Тут из радиоприемника – лакированного ящика, стоявшего на комоде, – раздался неторопливый державный звон кремлевских курантов. После двенадцатого удара грянул «Интернационал».

– Ну вот и сорок первый! – возгласил Оська. – Привет, сорок первый! С Новым годом!

– Как хочется, чтобы год был спокойный, – сказала Розалия Абрамовна. – Будьте здоровы и счастливы, мои дорогие.

Выпили вина за неведомый сорок первый. Оська завел патефон. Вступил чистый голос Шульженко: «Нет, не глаза твои я вспомню в час разлуки… Не голос твой услышу в тишине…»

– Всем танцевать! – объявил Оська и пригласил Машу.

«Я вспомню ласковые, трепетные руки, и о тебе они напомнят мне…»

Они хорошо танцевали. Оська, подобрав толстую нижнюю губу, держался прямо, голову вдохновенно откинул назад. Вот только был он ниже Маши почти на полголовы. А она, крупная, красивая, в облегающем синем платье с белым бантом на груди, кружилась, смеясь, под поднятой Оськиной рукой.

«Руки! Вы словно две большие птицы! Как вы летали, как оживляли все вокруг…»

– Пойдем. – Райка потянула Вадима танцевать. – Оторвись наконец от еды, Курояд.
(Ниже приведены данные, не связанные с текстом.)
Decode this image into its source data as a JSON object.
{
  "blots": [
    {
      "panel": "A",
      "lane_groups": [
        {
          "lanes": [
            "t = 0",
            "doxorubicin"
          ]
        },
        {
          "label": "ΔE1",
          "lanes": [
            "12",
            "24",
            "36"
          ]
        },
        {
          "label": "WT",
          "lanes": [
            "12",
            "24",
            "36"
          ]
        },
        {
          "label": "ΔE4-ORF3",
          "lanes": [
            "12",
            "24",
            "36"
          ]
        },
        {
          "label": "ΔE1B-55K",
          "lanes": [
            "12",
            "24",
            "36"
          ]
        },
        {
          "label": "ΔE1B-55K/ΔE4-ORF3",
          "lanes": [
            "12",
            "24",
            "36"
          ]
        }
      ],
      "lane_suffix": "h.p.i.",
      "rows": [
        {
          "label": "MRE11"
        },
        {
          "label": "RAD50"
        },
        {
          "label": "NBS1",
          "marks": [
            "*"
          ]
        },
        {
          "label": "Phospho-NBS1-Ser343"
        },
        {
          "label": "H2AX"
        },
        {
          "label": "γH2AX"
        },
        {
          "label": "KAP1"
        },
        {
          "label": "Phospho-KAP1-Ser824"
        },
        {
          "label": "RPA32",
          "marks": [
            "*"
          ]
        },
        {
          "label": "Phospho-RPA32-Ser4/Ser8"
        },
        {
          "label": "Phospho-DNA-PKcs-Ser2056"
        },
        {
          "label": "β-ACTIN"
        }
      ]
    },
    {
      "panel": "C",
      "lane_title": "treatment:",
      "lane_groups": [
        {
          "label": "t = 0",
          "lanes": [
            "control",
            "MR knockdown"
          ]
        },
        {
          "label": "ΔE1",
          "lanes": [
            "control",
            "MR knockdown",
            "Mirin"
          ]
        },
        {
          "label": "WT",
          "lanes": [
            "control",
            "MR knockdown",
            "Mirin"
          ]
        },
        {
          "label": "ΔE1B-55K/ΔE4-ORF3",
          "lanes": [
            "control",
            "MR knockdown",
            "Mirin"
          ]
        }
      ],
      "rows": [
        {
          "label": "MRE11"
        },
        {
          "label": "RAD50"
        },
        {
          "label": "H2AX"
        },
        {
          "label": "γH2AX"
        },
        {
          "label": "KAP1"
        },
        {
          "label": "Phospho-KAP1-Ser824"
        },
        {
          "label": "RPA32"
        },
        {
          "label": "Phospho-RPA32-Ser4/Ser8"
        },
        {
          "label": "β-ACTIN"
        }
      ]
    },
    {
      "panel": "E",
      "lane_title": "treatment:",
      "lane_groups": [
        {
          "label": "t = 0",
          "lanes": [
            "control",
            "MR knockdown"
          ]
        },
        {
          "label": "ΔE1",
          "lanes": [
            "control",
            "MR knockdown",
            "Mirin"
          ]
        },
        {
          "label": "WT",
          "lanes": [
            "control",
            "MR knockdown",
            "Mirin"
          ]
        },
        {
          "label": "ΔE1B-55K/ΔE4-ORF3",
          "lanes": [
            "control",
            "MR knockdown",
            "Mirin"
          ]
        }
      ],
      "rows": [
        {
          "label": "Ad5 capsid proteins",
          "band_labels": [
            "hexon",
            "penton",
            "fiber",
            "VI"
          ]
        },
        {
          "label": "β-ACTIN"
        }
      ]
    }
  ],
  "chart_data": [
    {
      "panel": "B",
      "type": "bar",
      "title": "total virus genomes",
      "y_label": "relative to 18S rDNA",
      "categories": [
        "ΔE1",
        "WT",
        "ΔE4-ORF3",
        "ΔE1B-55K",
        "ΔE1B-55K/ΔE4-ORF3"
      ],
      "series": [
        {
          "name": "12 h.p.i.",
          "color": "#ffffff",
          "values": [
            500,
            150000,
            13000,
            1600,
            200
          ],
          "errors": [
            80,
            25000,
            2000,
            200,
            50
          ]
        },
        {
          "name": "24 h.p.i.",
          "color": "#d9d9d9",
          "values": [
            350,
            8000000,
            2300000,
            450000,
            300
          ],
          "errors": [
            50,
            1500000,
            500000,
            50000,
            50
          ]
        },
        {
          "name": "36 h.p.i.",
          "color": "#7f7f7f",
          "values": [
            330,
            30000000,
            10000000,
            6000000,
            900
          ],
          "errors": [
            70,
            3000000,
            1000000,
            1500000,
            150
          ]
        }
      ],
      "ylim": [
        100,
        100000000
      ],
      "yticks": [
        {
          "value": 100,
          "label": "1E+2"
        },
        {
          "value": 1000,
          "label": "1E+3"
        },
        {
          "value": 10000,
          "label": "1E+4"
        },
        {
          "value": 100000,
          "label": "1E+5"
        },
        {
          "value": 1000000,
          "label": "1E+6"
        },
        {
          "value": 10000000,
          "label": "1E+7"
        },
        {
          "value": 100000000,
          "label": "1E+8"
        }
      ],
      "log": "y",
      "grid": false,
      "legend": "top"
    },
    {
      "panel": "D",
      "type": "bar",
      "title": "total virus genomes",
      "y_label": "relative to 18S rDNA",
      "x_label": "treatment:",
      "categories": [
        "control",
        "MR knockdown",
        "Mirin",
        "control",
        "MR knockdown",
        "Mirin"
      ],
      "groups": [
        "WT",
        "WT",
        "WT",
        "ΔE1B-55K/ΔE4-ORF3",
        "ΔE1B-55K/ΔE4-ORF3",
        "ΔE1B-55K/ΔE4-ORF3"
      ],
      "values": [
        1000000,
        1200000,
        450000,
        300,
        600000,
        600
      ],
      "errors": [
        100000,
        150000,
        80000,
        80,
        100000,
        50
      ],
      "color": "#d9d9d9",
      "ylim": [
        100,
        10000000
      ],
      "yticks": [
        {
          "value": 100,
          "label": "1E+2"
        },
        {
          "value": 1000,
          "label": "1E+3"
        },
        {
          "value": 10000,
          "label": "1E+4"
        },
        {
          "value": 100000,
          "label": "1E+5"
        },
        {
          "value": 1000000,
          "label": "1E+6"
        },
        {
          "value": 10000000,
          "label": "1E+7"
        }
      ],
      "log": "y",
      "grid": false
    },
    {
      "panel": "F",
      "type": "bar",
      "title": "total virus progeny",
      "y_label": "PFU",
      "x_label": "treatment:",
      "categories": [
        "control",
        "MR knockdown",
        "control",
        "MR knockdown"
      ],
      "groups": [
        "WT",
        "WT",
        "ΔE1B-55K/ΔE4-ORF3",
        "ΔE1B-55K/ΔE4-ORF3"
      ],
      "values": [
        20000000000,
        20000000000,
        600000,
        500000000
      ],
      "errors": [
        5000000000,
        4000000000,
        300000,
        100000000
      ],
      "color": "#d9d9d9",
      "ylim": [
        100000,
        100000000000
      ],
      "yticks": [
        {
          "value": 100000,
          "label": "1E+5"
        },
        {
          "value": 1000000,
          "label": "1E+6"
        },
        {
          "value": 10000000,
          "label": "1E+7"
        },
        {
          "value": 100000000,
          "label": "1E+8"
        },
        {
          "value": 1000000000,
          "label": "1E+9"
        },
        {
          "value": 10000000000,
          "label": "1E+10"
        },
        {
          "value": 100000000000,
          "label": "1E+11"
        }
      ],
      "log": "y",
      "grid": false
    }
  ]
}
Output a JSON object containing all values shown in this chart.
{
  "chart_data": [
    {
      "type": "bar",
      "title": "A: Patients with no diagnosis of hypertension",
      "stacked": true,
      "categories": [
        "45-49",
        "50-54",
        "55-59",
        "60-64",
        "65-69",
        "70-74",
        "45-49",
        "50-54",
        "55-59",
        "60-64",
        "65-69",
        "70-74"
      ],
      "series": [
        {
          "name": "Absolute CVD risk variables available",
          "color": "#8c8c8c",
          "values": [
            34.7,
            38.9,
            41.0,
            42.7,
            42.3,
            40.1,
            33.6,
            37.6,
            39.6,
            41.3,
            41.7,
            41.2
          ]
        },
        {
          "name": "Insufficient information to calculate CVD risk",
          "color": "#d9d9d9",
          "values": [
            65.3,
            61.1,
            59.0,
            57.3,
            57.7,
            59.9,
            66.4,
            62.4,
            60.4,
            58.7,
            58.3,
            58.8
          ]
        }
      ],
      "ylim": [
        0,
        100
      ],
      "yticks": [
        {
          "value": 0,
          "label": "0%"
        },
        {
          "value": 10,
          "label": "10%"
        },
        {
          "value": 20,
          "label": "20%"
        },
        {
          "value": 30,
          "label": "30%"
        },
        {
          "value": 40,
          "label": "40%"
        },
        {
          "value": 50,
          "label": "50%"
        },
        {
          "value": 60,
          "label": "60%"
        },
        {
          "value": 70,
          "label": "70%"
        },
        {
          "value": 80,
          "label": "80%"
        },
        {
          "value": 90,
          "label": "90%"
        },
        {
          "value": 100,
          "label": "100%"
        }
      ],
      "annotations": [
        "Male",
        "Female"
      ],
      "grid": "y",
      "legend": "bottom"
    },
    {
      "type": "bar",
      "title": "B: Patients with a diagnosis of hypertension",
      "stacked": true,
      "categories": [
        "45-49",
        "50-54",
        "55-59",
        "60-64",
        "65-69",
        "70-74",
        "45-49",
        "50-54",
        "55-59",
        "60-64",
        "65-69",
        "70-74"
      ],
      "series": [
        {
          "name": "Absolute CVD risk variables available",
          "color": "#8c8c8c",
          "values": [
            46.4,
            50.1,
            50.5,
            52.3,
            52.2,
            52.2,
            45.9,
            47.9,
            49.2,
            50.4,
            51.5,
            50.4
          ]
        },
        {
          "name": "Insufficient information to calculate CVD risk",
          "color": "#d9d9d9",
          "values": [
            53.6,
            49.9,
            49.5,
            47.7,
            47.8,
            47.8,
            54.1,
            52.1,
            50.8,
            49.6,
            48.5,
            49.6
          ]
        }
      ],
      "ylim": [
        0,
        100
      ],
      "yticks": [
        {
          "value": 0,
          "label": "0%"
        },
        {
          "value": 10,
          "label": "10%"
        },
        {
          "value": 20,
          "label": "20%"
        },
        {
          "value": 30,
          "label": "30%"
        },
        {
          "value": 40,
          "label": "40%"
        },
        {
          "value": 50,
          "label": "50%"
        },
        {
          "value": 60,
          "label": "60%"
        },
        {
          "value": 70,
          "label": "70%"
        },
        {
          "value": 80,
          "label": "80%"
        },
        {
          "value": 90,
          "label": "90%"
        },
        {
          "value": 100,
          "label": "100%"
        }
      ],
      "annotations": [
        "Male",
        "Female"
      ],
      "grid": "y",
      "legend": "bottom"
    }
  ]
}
«Руки! Как вы могли легко обвиться, и все печали снимали вдруг…» Девочку Раю, капризную и своенравную, Вадим помнил столько же, сколько помнил себя. Вот рядом, под подбородком, покачивается ее каштаново-кудрявая голова. Ее глаза, не то синие, не то темно-серые, то и дело меняют выражение – сердитое, ласковое, возмущенное, а то и вовсе отсутствующее, – странные глаза. Это она. Райка, привычная, как Оськина скрипка. И в то же время – уже не тарахтелка-толстушка, как в детстве. Талия, перетянутая серебристым поясом, уже, можно сказать, женская. На повороте Вадим, как бы невзначай, прижал к себе Райку, ощутив ее упругую грудь. Райка вскинула на него взгляд не то негодующий, не то вопрошающий. Она была другая, вот что…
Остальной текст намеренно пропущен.